Überhaupt Würselen. Während er, Walter, die Welt auf den Kopf stellen wollte, sei Martin ein Würseler durch und durch geblieben. Nur irgendwie in erweiterter, großdimensionierter Form. Hier trat er in die SPD ein, hier lernte er das Netzwerken und hier wurde er mit 31 zum jüngsten Bürgermeister Nordrhein-Westfalens. Hier ist er mit der halben Stadt befreundet, versippt und verschwägert. "Er braucht seine Leute, seine vertraute Umgebung. Seine Heimatstadt. Weil sie ihn erdet", sagt Walter. Daher rühre vielleicht auch sein Ansatz, immer nah an den Leuten sein zu wollen. Viel näher und lieber jedenfalls bei den Menschen auf der Straße als auf dem diplomatischen Parkett in den Regierungssitzen und Palästen.

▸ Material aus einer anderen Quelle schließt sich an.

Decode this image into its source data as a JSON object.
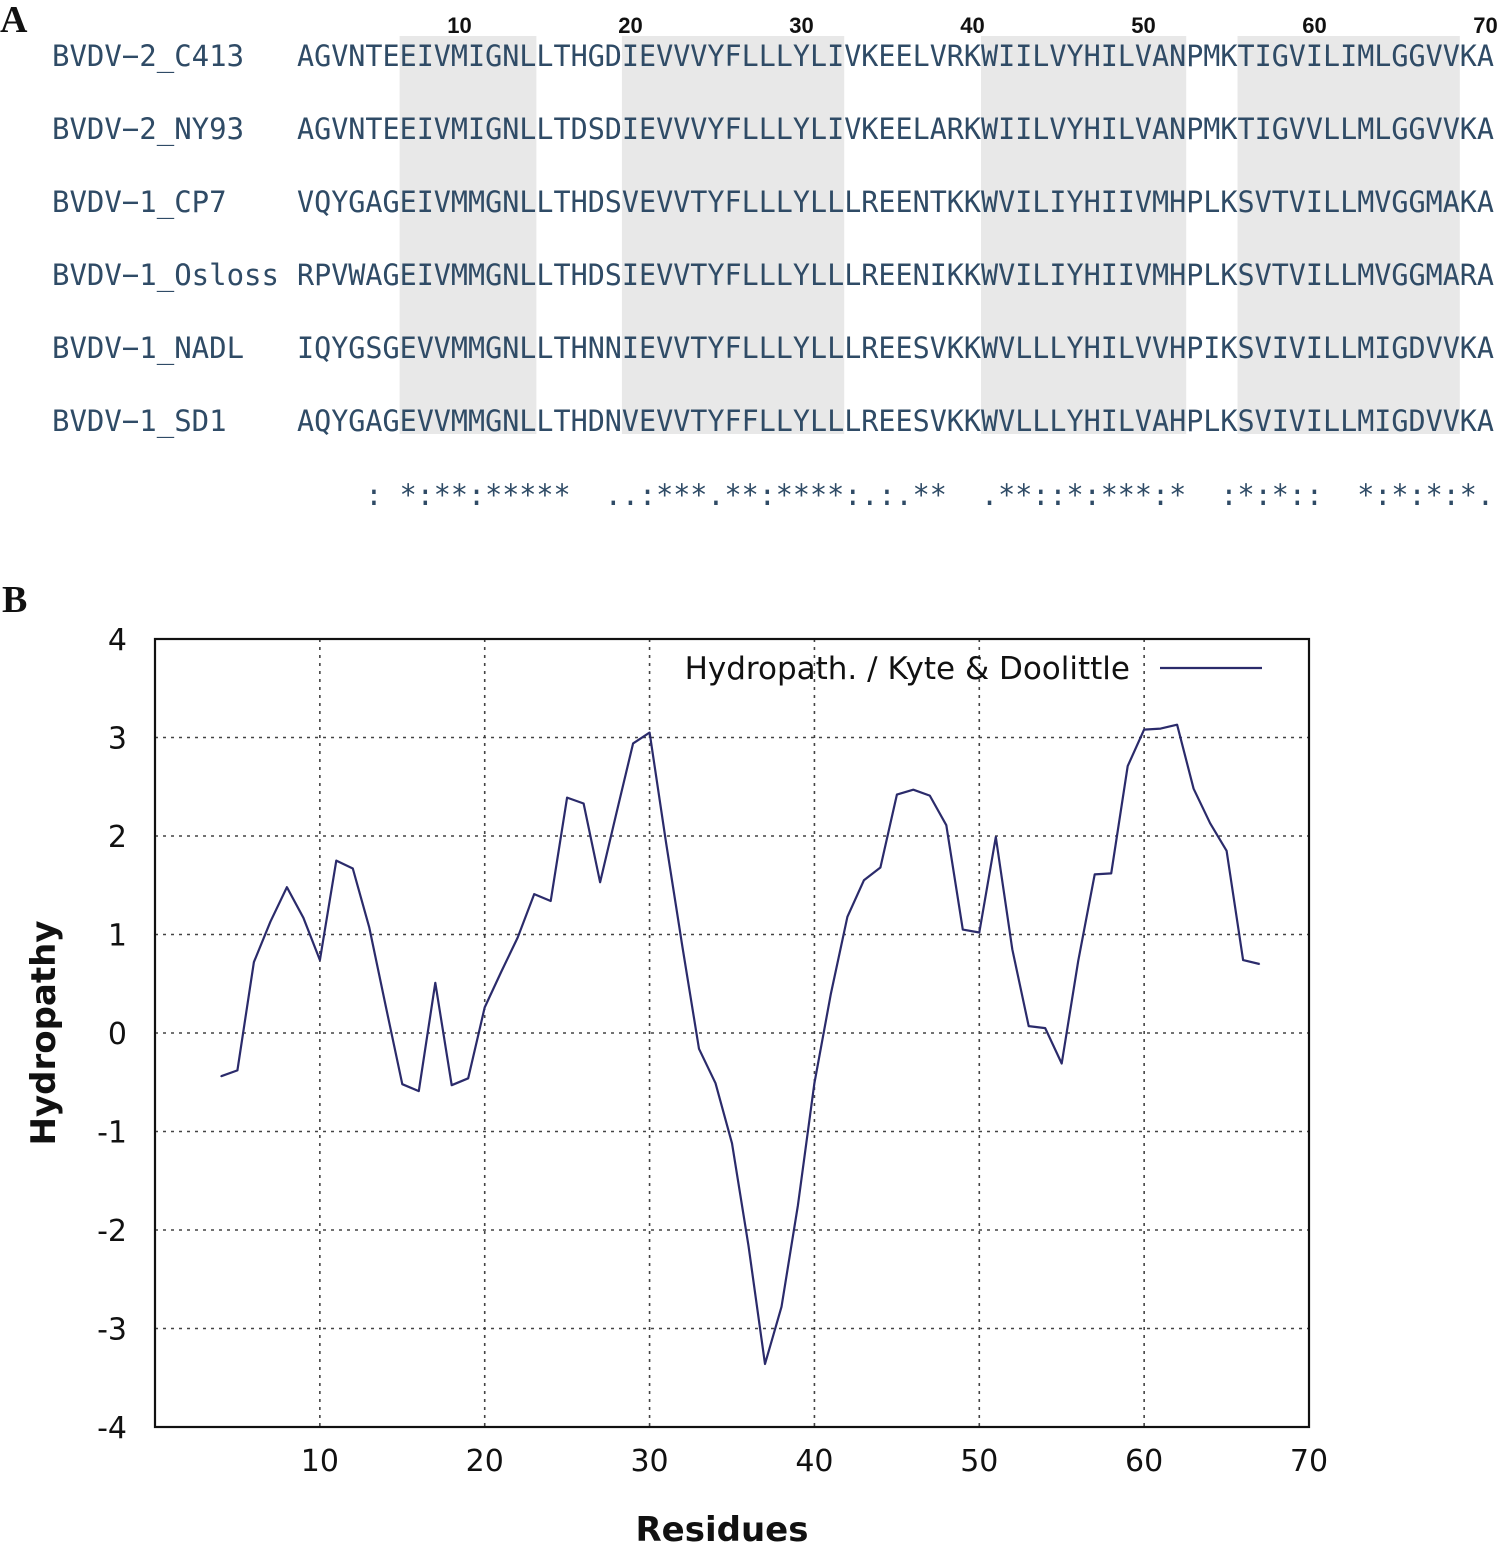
{
  "panel_a": {
    "label": "A",
    "ruler": [
      "10",
      "20",
      "30",
      "40",
      "50",
      "60",
      "70"
    ],
    "sequences": [
      {
        "name": "BVDV−2_C413",
        "seq": "AGVNTEEIVMIGNLLTHGDIEVVVYFLLLYLIVKEELVRKWIILVYHILVANPMKTIGVILIMLGGVVKA"
      },
      {
        "name": "BVDV−2_NY93",
        "seq": "AGVNTEEIVMIGNLLTDSDIEVVVYFLLLYLIVKEELARKWIILVYHILVANPMKTIGVVLLMLGGVVKA"
      },
      {
        "name": "BVDV−1_CP7",
        "seq": "VQYGAGEIVMMGNLLTHDSVEVVTYFLLLYLLLREENTKKWVILIYHIIVMHPLKSVTVILLMVGGMAKA"
      },
      {
        "name": "BVDV−1_Osloss",
        "seq": "RPVWAGEIVMMGNLLTHDSIEVVTYFLLLYLLLREENIKKWVILIYHIIVMHPLKSVTVILLMVGGMARA"
      },
      {
        "name": "BVDV−1_NADL",
        "seq": "IQYGSGEVVMMGNLLTHNNIEVVTYFLLLYLLLREESVKKWVLLLYHILVVHPIKSVIVILLMIGDVVKA"
      },
      {
        "name": "BVDV−1_SD1",
        "seq": "AQYGAGEVVMMGNLLTHDNVEVVTYFFLLYLLLREESVKKWVLLLYHILVAHPLKSVIVILLMIGDVVKA"
      }
    ],
    "consensus": "    : *:**:*****  ..:***.**:****:.:.**  .**::*:***:*  :*:*::  *:*:*:*.:..*",
    "shaded_blocks": [
      [
        7,
        14
      ],
      [
        20,
        32
      ],
      [
        41,
        52
      ],
      [
        56,
        68
      ]
    ]
  },
  "panel_b": {
    "label": "B"
  },
  "chart_data": {
    "type": "line",
    "xlabel": "Residues",
    "ylabel": "Hydropathy",
    "xlim": [
      0,
      70
    ],
    "ylim": [
      -4,
      4
    ],
    "xticks": [
      10,
      20,
      30,
      40,
      50,
      60,
      70
    ],
    "yticks": [
      -4,
      -3,
      -2,
      -1,
      0,
      1,
      2,
      3,
      4
    ],
    "grid": true,
    "legend_position": "top-right",
    "series_color": "#2b2b6b",
    "series": [
      {
        "name": "Hydropath. / Kyte & Doolittle",
        "x": [
          4,
          5,
          6,
          7,
          8,
          9,
          10,
          11,
          12,
          13,
          14,
          15,
          16,
          17,
          18,
          19,
          20,
          21,
          22,
          23,
          24,
          25,
          26,
          27,
          28,
          29,
          30,
          31,
          32,
          33,
          34,
          35,
          36,
          37,
          38,
          39,
          40,
          41,
          42,
          43,
          44,
          45,
          46,
          47,
          48,
          49,
          50,
          51,
          52,
          53,
          54,
          55,
          56,
          57,
          58,
          59,
          60,
          61,
          62,
          63,
          64,
          65,
          66,
          67
        ],
        "values": [
          -0.44,
          -0.38,
          0.72,
          1.13,
          1.48,
          1.17,
          0.74,
          1.75,
          1.67,
          1.07,
          0.27,
          -0.52,
          -0.59,
          0.51,
          -0.53,
          -0.46,
          0.26,
          0.62,
          0.97,
          1.41,
          1.34,
          2.39,
          2.33,
          1.53,
          2.24,
          2.94,
          3.05,
          1.93,
          0.87,
          -0.16,
          -0.51,
          -1.12,
          -2.16,
          -3.36,
          -2.78,
          -1.75,
          -0.51,
          0.4,
          1.18,
          1.55,
          1.68,
          2.42,
          2.47,
          2.41,
          2.11,
          1.05,
          1.02,
          1.99,
          0.85,
          0.07,
          0.05,
          -0.31,
          0.73,
          1.61,
          1.62,
          2.71,
          3.08,
          3.09,
          3.13,
          2.48,
          2.13,
          1.85,
          0.74,
          0.7
        ]
      }
    ]
  }
}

Nicht, dass er das nicht könne, aber manchmal, wenn ihm die hochrangigen Politikergespräche zu viel würden, dann erde sich Martin auch durch ein Telefonat mit ihm, Walter. Kontakt haben die beiden jede Woche. Dann diskutieren sie manchmal auch über politische Themen, bei denen sie häufig verschiedener Meinung sind, etwa zu TTIP. "Aber wir streiten um Lösungen, nicht um Grundsätze", sagt Walter. Und wenn Martin das Spiel seines Lieblingsvereins 1. FC Köln nicht gucken kann, gibt ihm Walter die Ergebnisse per SMS durch. Herrlich anachronistisch in einer Welt der Smartphones.

Zum konservativen Seeheimer Kreis in der SPD gehört Martin Schulz seinem Bruder zufolge nicht aus ideologischen Gründen - mit Ideologien habe der noch nie viel anfangen können. Es gehe ihm um den pragmatischen Ansatz. Martin sei eher ein "mitfühlender Linker", und darin ähnlich Ex-Kanzler Gerhard Schröder: "Der fand auch Lösungen überzeugender als Überzeugungen." Martin allerdings sei strikter in seinen Grundsätzen.

Überrascht hat Walter nie, dass sein kleiner Bruder mal so eine Karriere hinlegen würde: "Mir war immer klar, dass er nicht Bürgermeister bleiben wollte." Er habe sich diszipliniert Schritt für Schritt nach oben gearbeitet. Als er dann plötzlich SPD-Chef und K-Kandidat wurde, sei das nur konsequent gewesen. Für Walter Schulz ist auch klar, dass es keine Neuauflage von Schwarz-Rot und damit keinen Vizekanzler Schulz geben wird. Sein Bruder würde mit großer Sicherheit Oppositionsführer, wenn denn die SPD Ende September an der 30-Prozent-Marke kratzt. Aber daran will er gar nicht denken. Denn so sicher er ist, dass sein Bruder Kanzler kann, so sicher ist er sich: "Die Wahl ist noch nicht gelaufen. Der Wechselwille ist da. Er kommt."